Dicks sent survey questions to operators at six different organizations across Canada, including police, ambulance and fire that included a PTSD check list, requested information about how they cope and education, prevention and treatment provided by their employers.
Of the 146 operators who responded, 80.14 per cent reported experiencing at least one PTSD symptom, 30.8 per cent had a total symptom severity score of equal to or greater than 28, and 8.9 percent met all the symptom criteria for diagnosis of PTSD.
More than 88 per cent said they cope by making their situation better but 43 per cent said they use alcohol or drugs to cope. A shocking 19 per cent said they have given up on the attempt to cope.
The pool of operators surveyed should be bigger, she said, but her findings indicate that more support and more research is needed.
From her findings, Dicks is now hoping to work with 911 call centres around the country to assist organizations in developing and implementing peer support programs to ensure operators are receiving the support that they need after dealing with a major crisis. She has joined a group of professionals through the Mood Disorders Society of Canada to do just that.
“In almost all emergencies, once we are done with that call, we continue taking calls. For an officer, after an emergency call they do paper work and debrief. For 911 operators, they keep working. They can’t unplug,” she said.
And in a big call centre like E-Comm, an operator can take 40 to 120 calls a shift.
“It’s the constant exposure to trauma that is the difference,” she said. “A police officer will deal with up to 12 calls per shift.”
Plus, there is no closure for a 911 operator.
“We don’t get the satisfaction of arresting the bad guy or knowing what happens to the bad guys after we take the call,” she said.
She believes there should be protocol in place that allows an operator to say, “I’m traumatized. I need a break.”
That person would then be able to go off and talk with a person trained in debriefing after trauma.
But like other first responder cultures, there is stigmatization that everyone needs to be tough, and that leads to no one speaking up. The silence has led to suicides among 911 operators, she said.
Suicides among paramedics and police officers has been on the increase in Canada and highly publicized as of late.
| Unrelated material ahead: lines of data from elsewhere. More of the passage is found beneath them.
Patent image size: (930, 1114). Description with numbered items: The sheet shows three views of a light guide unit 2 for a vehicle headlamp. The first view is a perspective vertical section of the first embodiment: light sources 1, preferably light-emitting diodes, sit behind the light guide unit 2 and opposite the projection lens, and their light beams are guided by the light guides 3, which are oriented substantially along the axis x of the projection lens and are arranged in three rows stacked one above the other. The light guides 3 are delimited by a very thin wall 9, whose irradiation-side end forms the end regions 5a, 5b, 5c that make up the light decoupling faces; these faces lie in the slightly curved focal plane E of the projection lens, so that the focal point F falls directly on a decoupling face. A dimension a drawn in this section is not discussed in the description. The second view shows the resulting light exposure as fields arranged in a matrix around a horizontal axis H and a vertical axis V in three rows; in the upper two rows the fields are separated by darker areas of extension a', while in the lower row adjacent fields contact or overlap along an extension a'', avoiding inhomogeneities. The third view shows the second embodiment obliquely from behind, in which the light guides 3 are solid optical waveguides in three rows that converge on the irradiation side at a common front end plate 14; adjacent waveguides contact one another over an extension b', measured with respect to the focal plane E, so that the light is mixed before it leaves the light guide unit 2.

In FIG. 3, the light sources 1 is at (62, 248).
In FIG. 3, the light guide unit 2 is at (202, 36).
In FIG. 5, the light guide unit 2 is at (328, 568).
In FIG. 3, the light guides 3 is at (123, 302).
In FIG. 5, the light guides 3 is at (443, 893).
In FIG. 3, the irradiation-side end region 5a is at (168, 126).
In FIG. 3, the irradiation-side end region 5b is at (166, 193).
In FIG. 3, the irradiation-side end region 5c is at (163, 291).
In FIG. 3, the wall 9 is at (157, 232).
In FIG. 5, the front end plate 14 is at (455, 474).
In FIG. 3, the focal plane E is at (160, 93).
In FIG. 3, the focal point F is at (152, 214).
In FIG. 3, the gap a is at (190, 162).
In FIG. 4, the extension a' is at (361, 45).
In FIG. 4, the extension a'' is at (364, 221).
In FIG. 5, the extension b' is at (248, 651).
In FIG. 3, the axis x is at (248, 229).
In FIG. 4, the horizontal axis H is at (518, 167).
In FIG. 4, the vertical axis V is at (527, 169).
Operators are also not allowed to talk to anyone close to them about what they dealt with at work, for fear that someone’s privacy would be compromised. This leaves them no one to talk with and reduces a circle of support. “It creates a disconnect,” Dicks said.
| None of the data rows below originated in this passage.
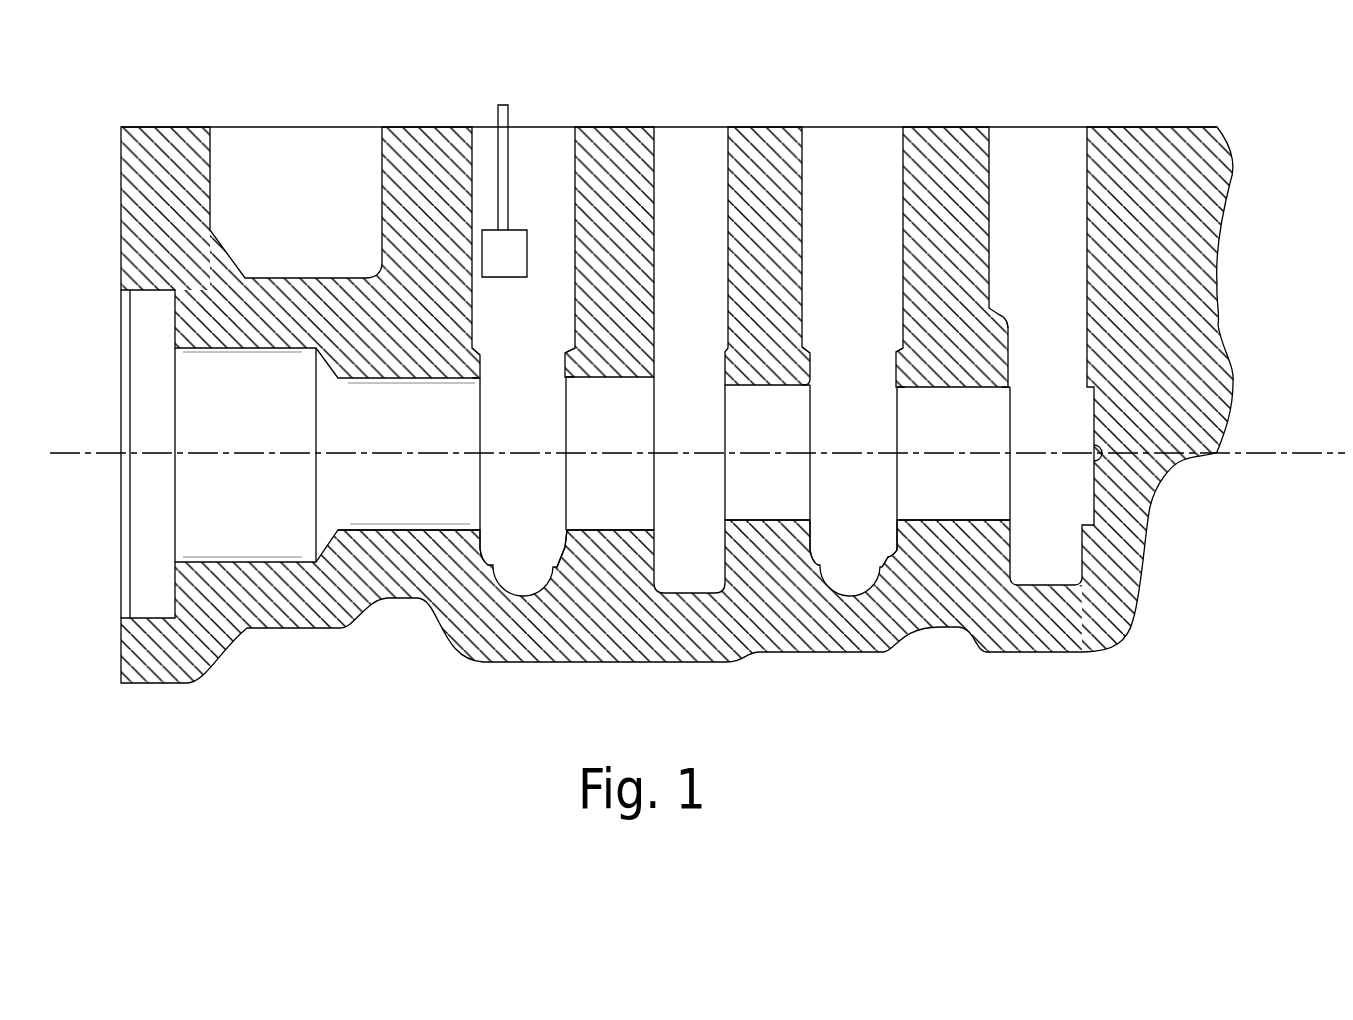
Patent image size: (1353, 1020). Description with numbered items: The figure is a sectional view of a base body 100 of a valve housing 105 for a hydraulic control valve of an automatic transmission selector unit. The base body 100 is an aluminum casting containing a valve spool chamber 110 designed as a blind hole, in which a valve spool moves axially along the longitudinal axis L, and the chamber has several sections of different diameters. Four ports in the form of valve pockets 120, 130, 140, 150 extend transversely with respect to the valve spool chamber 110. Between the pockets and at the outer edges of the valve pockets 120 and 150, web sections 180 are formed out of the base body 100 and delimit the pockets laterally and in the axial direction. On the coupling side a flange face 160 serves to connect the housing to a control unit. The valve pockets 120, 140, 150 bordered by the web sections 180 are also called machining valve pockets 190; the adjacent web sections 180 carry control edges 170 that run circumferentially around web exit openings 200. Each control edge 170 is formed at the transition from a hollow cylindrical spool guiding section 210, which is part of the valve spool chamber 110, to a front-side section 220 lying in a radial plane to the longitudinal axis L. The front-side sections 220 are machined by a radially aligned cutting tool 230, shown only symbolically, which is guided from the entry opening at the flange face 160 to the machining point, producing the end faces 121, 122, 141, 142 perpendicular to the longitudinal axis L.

The base body 100 is at (732, 370).
The valve housing 105 is at (1167, 97).
The valve spool chamber 110 is at (373, 513).
The valve pocket 120 is at (533, 140).
The end face 121 is at (488, 565).
The end face 122 is at (558, 573).
The valve pocket 130 is at (691, 150).
The valve pocket 140 is at (845, 140).
The end face 141 is at (813, 547).
The end face 142 is at (893, 545).
The valve pocket 150 is at (1038, 140).
The flange face 160 is at (419, 127).
The control edge 170 is at (773, 354).
The web section 180 is at (445, 282).
The machining valve pocket 190 is at (836, 229).
The web exit opening 200 is at (480, 373).
The spool guiding section 210 is at (444, 530).
The front-side section 220 is at (565, 375).
The cutting tool 230 is at (503, 105).
The longitudinal axis L is at (283, 453).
One of the key components of being a good 911 operator is the ability to make really important decisions quickly. When you have PTSD, decision making becomes difficult, she said.
For Dicks, the accumulation of traumatic incidents over many years created a downhill spiral that led to her diagnosis in 2002. She suffered night terrors in which her psyche replaced victims from calls she took with her family members.
Everyone’s experiences with PSTD is different. For Dicks, her diagnosis is considered chronic because it has lasted for more than one year.
Dicks thinks awareness and education amongst 911 operators and management is another key component to assisting operators see the early warning signs and seeking help to prevent it becoming full-blown PTSD.
Dicks is a volunteer at Badge of Life Canada, http://www.badgeoflifecanada.com. She recently spoke at the Justice Institute during the 2014 Heroes are Human tour for Tema Conter Memorial Trust.
She believes with the right education and support, PTSD can be mitigated among 911 operators.